What should the correct running time be for a well implemented topological sort. I am seeing different opinions:

Wikipedia says: O(log^2(n))

Geeksforgeeks says: O(V+E)

Question 2:

My implementation is running at O(V*E). Because at worst, I will need to loop through the graph E times and each time I will need to check V items. How do I make my implementation into linear time.

---

The algorithm works in steps:

1. Produce the graph in the form of an adjacency list

e.g. this graph

0 - - 2
    \
      1 -- 3

produces this adjacency list

{0: [], 1: [0], 2: [0], 3: [1, 2]}

0 depends on nothing, 1 depends on 0 etc..

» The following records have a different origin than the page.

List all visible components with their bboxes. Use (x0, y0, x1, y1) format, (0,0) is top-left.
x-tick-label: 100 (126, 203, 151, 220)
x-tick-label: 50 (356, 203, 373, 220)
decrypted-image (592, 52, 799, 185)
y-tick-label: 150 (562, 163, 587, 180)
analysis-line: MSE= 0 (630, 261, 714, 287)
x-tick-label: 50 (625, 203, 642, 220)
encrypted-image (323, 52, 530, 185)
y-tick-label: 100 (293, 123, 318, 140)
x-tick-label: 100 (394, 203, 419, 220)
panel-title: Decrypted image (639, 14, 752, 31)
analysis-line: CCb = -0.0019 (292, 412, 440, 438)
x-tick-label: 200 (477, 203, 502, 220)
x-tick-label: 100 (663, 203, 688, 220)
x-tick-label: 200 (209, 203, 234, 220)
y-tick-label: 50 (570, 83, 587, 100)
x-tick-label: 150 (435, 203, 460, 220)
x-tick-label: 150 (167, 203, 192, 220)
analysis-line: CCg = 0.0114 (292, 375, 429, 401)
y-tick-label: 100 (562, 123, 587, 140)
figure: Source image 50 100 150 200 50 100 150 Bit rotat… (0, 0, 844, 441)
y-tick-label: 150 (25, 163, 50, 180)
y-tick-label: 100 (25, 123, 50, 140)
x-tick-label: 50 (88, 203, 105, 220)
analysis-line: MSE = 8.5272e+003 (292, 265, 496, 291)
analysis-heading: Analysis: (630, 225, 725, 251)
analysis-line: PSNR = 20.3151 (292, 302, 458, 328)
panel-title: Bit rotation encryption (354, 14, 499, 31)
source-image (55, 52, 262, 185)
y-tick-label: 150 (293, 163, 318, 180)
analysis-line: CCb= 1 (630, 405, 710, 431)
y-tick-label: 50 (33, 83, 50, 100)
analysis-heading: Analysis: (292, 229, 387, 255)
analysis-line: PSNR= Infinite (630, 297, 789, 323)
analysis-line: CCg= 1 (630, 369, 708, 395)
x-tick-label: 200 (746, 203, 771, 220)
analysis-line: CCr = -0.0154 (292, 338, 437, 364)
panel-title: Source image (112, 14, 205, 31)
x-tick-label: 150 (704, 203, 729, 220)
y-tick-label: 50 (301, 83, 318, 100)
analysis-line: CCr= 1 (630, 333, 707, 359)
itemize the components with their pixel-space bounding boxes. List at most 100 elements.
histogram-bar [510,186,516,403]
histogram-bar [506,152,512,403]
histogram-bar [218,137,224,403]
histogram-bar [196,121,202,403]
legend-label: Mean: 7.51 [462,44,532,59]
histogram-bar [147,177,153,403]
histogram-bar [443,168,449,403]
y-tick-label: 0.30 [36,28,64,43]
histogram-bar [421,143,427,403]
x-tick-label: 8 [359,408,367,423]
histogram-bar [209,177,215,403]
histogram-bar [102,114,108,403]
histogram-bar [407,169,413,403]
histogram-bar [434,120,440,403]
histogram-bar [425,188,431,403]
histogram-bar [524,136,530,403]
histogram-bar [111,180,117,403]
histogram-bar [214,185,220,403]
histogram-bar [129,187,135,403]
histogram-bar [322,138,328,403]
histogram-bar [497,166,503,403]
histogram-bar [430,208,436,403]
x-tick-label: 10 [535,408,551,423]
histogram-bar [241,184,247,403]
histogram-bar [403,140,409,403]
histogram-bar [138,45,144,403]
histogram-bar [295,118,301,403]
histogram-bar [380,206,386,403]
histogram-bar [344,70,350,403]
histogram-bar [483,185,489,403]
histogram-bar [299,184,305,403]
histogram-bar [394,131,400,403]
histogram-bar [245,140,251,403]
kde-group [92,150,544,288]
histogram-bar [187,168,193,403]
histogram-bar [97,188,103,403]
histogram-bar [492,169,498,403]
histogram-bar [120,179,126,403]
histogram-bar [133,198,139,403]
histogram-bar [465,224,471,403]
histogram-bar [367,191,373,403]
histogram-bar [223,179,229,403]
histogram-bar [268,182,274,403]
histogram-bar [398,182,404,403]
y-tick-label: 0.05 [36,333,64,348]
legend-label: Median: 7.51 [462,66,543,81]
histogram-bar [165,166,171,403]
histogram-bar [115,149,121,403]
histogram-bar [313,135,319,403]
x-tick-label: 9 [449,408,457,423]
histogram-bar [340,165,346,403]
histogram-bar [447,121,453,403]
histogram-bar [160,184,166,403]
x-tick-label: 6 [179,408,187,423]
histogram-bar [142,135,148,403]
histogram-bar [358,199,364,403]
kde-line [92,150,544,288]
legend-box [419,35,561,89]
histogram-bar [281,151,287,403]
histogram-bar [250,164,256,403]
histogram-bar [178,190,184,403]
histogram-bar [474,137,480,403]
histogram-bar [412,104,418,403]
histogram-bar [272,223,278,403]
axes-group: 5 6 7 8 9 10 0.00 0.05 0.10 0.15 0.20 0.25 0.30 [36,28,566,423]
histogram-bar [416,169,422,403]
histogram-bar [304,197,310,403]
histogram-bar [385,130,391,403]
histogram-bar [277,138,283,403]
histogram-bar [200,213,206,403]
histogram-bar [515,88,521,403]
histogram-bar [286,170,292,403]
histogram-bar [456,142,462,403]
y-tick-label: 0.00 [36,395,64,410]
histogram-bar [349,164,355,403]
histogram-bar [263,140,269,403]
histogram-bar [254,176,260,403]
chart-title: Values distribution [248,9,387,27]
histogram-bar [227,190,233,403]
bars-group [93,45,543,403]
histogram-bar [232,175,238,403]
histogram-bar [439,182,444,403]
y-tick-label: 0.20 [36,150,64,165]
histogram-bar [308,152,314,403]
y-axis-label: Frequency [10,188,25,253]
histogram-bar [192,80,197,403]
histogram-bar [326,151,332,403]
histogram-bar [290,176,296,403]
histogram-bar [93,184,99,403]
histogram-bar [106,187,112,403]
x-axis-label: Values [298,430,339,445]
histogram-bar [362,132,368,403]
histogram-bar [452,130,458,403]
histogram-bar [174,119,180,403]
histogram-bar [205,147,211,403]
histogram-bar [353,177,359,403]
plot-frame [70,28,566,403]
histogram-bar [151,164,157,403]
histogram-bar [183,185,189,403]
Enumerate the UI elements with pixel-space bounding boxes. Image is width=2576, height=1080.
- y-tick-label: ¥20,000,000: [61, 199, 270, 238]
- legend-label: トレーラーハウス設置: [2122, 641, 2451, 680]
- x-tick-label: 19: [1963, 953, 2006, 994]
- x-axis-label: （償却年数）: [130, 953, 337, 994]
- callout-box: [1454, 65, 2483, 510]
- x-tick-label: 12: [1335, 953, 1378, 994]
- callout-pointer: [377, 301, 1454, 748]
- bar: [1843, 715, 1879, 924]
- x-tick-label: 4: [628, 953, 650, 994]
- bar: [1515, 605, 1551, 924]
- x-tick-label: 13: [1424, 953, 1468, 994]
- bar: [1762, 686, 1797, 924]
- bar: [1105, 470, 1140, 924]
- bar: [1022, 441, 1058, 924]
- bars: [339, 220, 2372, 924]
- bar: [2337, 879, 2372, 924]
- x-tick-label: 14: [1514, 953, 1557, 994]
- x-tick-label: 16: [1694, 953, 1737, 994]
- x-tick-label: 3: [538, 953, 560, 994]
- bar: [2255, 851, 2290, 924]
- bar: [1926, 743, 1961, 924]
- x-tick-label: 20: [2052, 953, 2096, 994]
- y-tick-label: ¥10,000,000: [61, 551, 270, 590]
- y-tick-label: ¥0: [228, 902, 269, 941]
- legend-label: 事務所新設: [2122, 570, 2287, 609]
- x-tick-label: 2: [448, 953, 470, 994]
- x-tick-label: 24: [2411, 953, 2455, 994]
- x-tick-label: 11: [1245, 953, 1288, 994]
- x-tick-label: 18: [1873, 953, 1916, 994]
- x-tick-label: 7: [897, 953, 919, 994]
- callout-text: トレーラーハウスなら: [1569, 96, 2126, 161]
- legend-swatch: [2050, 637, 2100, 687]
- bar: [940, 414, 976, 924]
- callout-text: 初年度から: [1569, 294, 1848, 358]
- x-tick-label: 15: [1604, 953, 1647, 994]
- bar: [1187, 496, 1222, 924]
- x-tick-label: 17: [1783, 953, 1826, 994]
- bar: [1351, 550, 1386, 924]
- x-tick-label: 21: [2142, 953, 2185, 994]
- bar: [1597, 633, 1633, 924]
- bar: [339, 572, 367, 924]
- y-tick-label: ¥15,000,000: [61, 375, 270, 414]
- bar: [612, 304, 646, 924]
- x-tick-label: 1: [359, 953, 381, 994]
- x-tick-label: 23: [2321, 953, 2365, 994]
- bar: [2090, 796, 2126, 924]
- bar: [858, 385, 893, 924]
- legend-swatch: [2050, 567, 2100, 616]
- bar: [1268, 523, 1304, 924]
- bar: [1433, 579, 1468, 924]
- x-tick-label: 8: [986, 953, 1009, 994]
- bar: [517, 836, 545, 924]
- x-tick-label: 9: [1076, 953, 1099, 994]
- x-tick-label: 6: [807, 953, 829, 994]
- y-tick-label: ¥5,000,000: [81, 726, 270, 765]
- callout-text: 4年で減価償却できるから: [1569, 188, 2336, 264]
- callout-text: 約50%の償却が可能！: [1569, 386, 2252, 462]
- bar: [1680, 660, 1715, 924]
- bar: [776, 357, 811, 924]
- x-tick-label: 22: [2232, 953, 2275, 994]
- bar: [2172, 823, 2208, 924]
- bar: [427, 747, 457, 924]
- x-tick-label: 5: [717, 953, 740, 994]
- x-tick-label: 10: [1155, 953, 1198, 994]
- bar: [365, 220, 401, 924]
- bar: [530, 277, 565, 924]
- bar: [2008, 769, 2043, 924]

2. Iterate through the graph and find nodes that does not have any dependencies

---

def produce_graph(prerequisites):
    adj = {}
    for course in prerequisites:
        if course[0] in adj:
            # append prequisites
            adj[course[0]].append(course[1])
        else:
            adj[course[0]] = [course[1]]

        # ensure that prerequisites are also in the graph
        if course[1] not in adj:
            adj[course[1]] = []

    return adj

def toposort(graph):
    sorted_courses = []
    while graph:

        # we mark this as False
        # In acyclic graph, we should be able to resolve at least
        # one node in each cycle
        acyclic = False
        for node, predecessors in graph.items():
            # here, we check whether this node has predecessors
            # if a node has no predecessors, it is already resolved,
            # we can jump straight to adding the node into sorted
            # else, mark resolved as False
            resolved = len(predecessors) == 0
            for predecessor in predecessors:
                # this node has predecessor that is not yet resolved
                if predecessor in graph:
                    resolved = False
                    break
                else:
                    # this particular predecessor is resolved
                    resolved = True

            # all the predecessor of this node has been resolved
            # therefore this node is also resolved
            if resolved:
                # since we are able to resolve this node
                # We mark this to be acyclic
                acyclic = True
                del graph[node]
                sorted_courses.append(node)

        # if we go through the graph, and found that we could not resolve
        # any node. Then that means this graph is cyclic
        if not acyclic:
            # if not acyclic then there is no order
            # return empty list
            return []

    return sorted_courses

graph = produce_graph([[1,0],[2,0],[3,1],[3,2]])
print toposort(graph)

Answer 1

Ok this is a good question. So long as the graph is directed acyclic, then depth first search can be used and depth first search has order O(n+m) as is explained here: http://www.csd.uoc.gr/~hy583/reviewed_notes/dfs_dags.pdf If you are curious networkx has an implementation using depth first search and it is called topological_sort which has source code available for viewing a python implementation.